Siyasi bir terimdir devri sabık yaratmak. 1950'lerle birlikte siyaset terminolojisine girdiğini gördüğümüz bir ifade. Devri sabık yaratmakla kendinden önce gelenlerin yaptıklarının hesabını sormak ifade edilir. Yani önceki iktidar dönemini sorgulamak, yapılan haksızlıkların, yolsuzlukların üzerine gitmek anlamına gelir.
Devri sabık yaratma peşinde koşanların bu günlerin çetelesini tutuklarına dair bilgiler herkesin bildiği şeyler. Zira bu tür emelleri olanlar amaçlarını gizleme gereği bile duymuyorlar. Herhangi bir vatandaşın bu tür örneklerle karşılaşması sıradan bir vakıa niteliğinde.

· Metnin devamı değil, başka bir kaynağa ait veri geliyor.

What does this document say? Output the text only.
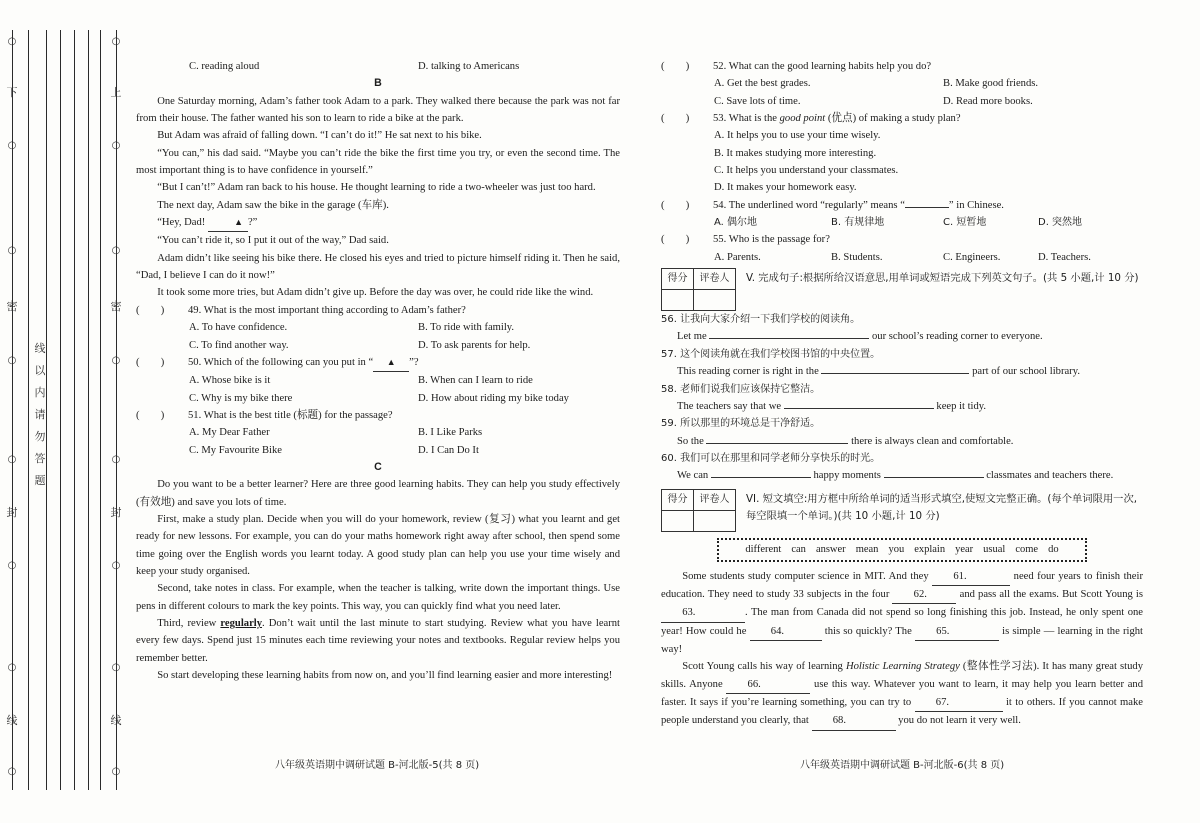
○
下
○
○
密
○
○
封
○
○
线
○
线
以
内
请
勿
答
题
○
上
○
○
密
○
○
封
○
○
线
○
C. reading aloud	D. talking to Americans
B

One Saturday morning, Adam’s father took Adam to a park. They walked there because the park was not far from their house. The father wanted his son to learn to ride a bike at the park.

But Adam was afraid of falling down. “I can’t do it!” He sat next to his bike.

“You can,” his dad said. “Maybe you can’t ride the bike the first time you try, or even the second time. The most important thing is to have confidence in yourself.”

“But I can’t!” Adam ran back to his house. He thought learning to ride a two-wheeler was just too hard.

The next day, Adam saw the bike in the garage (车库).

“Hey, Dad!	▲ ?”

“You can’t ride it, so I put it out of the way,” Dad said.

Adam didn’t like seeing his bike there. He closed his eyes and tried to picture himself riding it. Then he said, “Dad, I believe I can do it now!”

It took some more tries, but Adam didn’t give up. Before the day was over, he could ride like the wind.

(　　)	49. What is the most important thing according to Adam’s father?
A. To have confidence.	B. To ride with family.
C. To find another way.	D. To ask parents for help.
(　　)	50. Which of the following can you put in “ ▲ ”?
A. Whose bike is it	B. When can I learn to ride
C. Why is my bike there	D. How about riding my bike today
(　　)	51. What is the best title (标题) for the passage?
A. My Dear Father	B. I Like Parks
C. My Favourite Bike	D. I Can Do It
C

Do you want to be a better learner? Here are three good learning habits. They can help you study effectively (有效地) and save you lots of time.

First, make a study plan. Decide when you will do your homework, review (复习) what you learnt and get ready for new lessons. For example, you can do your maths homework right away after school, then spend some time going over the English words you learnt today. A good study plan can help you use your time wisely and keep your study organised.

Second, take notes in class. For example, when the teacher is talking, write down the important things. Use pens in different colours to mark the key points. This way, you can quickly find what you need later.

Third, review regularly. Don’t wait until the last minute to start studying. Review what you have learnt every few days. Spend just 15 minutes each time reviewing your notes and textbooks. Regular review helps you remember better.

So start developing these learning habits from now on, and you’ll find learning easier and more interesting!

八年级英语期中调研试题 B-河北版-5(共 8 页)
(　　)	52. What can the good learning habits help you do?
A. Get the best grades.	B. Make good friends.
C. Save lots of time.	D. Read more books.
(　　)	53. What is the good point (优点) of making a study plan?
A. It helps you to use your time wisely.
B. It makes studying more interesting.
C. It helps you understand your classmates.
D. It makes your homework easy.
(　　)	54. The underlined word “regularly” means “	” in Chinese.
A. 偶尔地	B. 有规律地	C. 短暂地	D. 突然地
(　　)	55. Who is the passage for?
A. Parents.	B. Students.	C. Engineers.	D. Teachers.
得分	评卷人
	V. 完成句子:根据所给汉语意思,用单词或短语完成下列英文句子。(共 5 小题,计 10 分)
56. 让我向大家介绍一下我们学校的阅读角。
Let me	our school’s reading corner to everyone.
57. 这个阅读角就在我们学校图书馆的中央位置。
This reading corner is right in the	part of our school library.
58. 老师们说我们应该保持它整洁。
The teachers say that we	keep it tidy.
59. 所以那里的环境总是干净舒适。
So the	there is always clean and comfortable.
60. 我们可以在那里和同学老师分享快乐的时光。
We can	happy moments	classmates and teachers there.
得分	评卷人
	VI. 短文填空:用方框中所给单词的适当形式填空,使短文完整正确。(每个单词限用一次,每空限填一个单词。)(共 10 小题,计 10 分)
different can answer mean you explain year usual come do

Some students study computer science in MIT. And they 61.	need four years to finish their education. They need to study 33 subjects in the four 62.	and pass all the exams. But Scott Young is 63.	. The man from Canada did not spend so long finishing this job. Instead, he only spent one year! How could he 64.	this so quickly? The 65.	is simple — learning in the right way!

Scott Young calls his way of learning Holistic Learning Strategy (整体性学习法). It has many great study skills. Anyone 66.	use this way. Whatever you want to learn, it may help you learn better and faster. It says if you’re learning something, you can try to 67.	it to others. If you cannot make people understand you clearly, that 68.	you do not learn it very well.

八年级英语期中调研试题 B-河北版-6(共 8 页)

Bir örnek vererek ne demek istediğimi mufassal hale getirmiş olayım. İmam hatipli olmayı kendisine dava edinmiş bir kardeşimiz karşılaştığı bir müşkili çözmek maksadıyla bulunduğu yerin mülki amirine çıkar. Probleme konu olan mevzuyu arz ettikten sonra bir anda sorunu unutur. Muhatabı sanki onu dinlememiştir. Kendini haklı göstermek için farklı gerekçeleri öne sürerek aslında meseleye ne kadar yabancı olduğunu ortaya koyar. Fırça atar bir üslupla der ki;
28 Şubat Süreci’ne sizin bu söylemleriniz sebep oldu. İmam hatipler bizim arka bahçemiz demeyecektiniz. Siz böyle dediğiniz için adamlar size haddinizi bildirmek için bu darbe sürecini yaşattılar bu millete. Bakıyorum da bu günlerde yine o günlere benzer faaliyetler içindesiniz. Bu böyle devam etmez. Tüm eğitim müesseseleri bir tarafa, imam hatipler bir tarafa diyemezsiniz. Yine fincancı katırlarını ürküteceksiniz…
Mülki amirden bu zılgıtları yiyen vatandaşın zihni allak bullak olur ve muhatabının malum yapılanmanın kripto temsilcisi olduğuna kanaat getirerek çıkar gider.
Olayın cereyan ediş tarzını ve akıbetini bir yana bırakarak imam hatiplere devletin ve milletin yaklaşımını analiz etmeye çalışalım.
Memleketimizde imam hatipler bu günlere milletin talebi ve teveccühü ile gelmişlerdir. Zaman zaman devlet erki bu teveccühü anlamada kasten ya da sehven duyarsız davranmıştır. Ancak meşum süreçte gadre uğrayan imam hatipler yaşadığımız günlerde ciheti devletten, millettin teveccühüne benzer bir yaklaşım görmektedir. Bu yaklaşımın din ve millet mefhumlarıyla sorunları olanlar tarafından farklı yönlere çekilmeye çalışıldığı da cümle âlemin malumudur.
İmam hatipler, meşum süreçteki maddi ve manevi zayiatlarının henüz tamamını dahi geri almamışken devlet erkinin onlara imtiyazlı davrandığını iddia etmek abesle iştigal etmek demektir. Bu lakırdıların kısmen haklı tarafı ise imam hatipli olmayı kendilerine dava ittihaz edinen bazı sivil toplum kuruluşlarının dostu imrendiren, dostça bakmasını bilmeyenleri ise kin ve gayzdan çatlatan başarılı çalışmalarıdır.
İmam hatiplere adanan çalışmaların gayzdan çatlattığı bir başka grup ise devletin kılcal damarlarında şeytani seyrü seferler yapan malum kör yapılanmadır.
Eski konumlarına yeniden kavuşmak için kendi kontrollerinde olmayan her olumlu gelişmeyi peşinen karalama çabaları ve bunu mevcut yönetime karşı kullanma gayretleri bu zavallıları inhirafa doğru sürüklemektedir.
Günden güne deşifre olan bu yapılanma mümessilleri yerel ve milli oluşumların peşinden giden vatandaşları korkutmak, sindirmek için devri sabık yaratma tehditleri savurmaktadırlar.
Acı olan şu ki bazı vatansever ve milli değerlere haiz insanlar meşum emeller peşinden koşanların ekmeğine yağ sürmektedirler.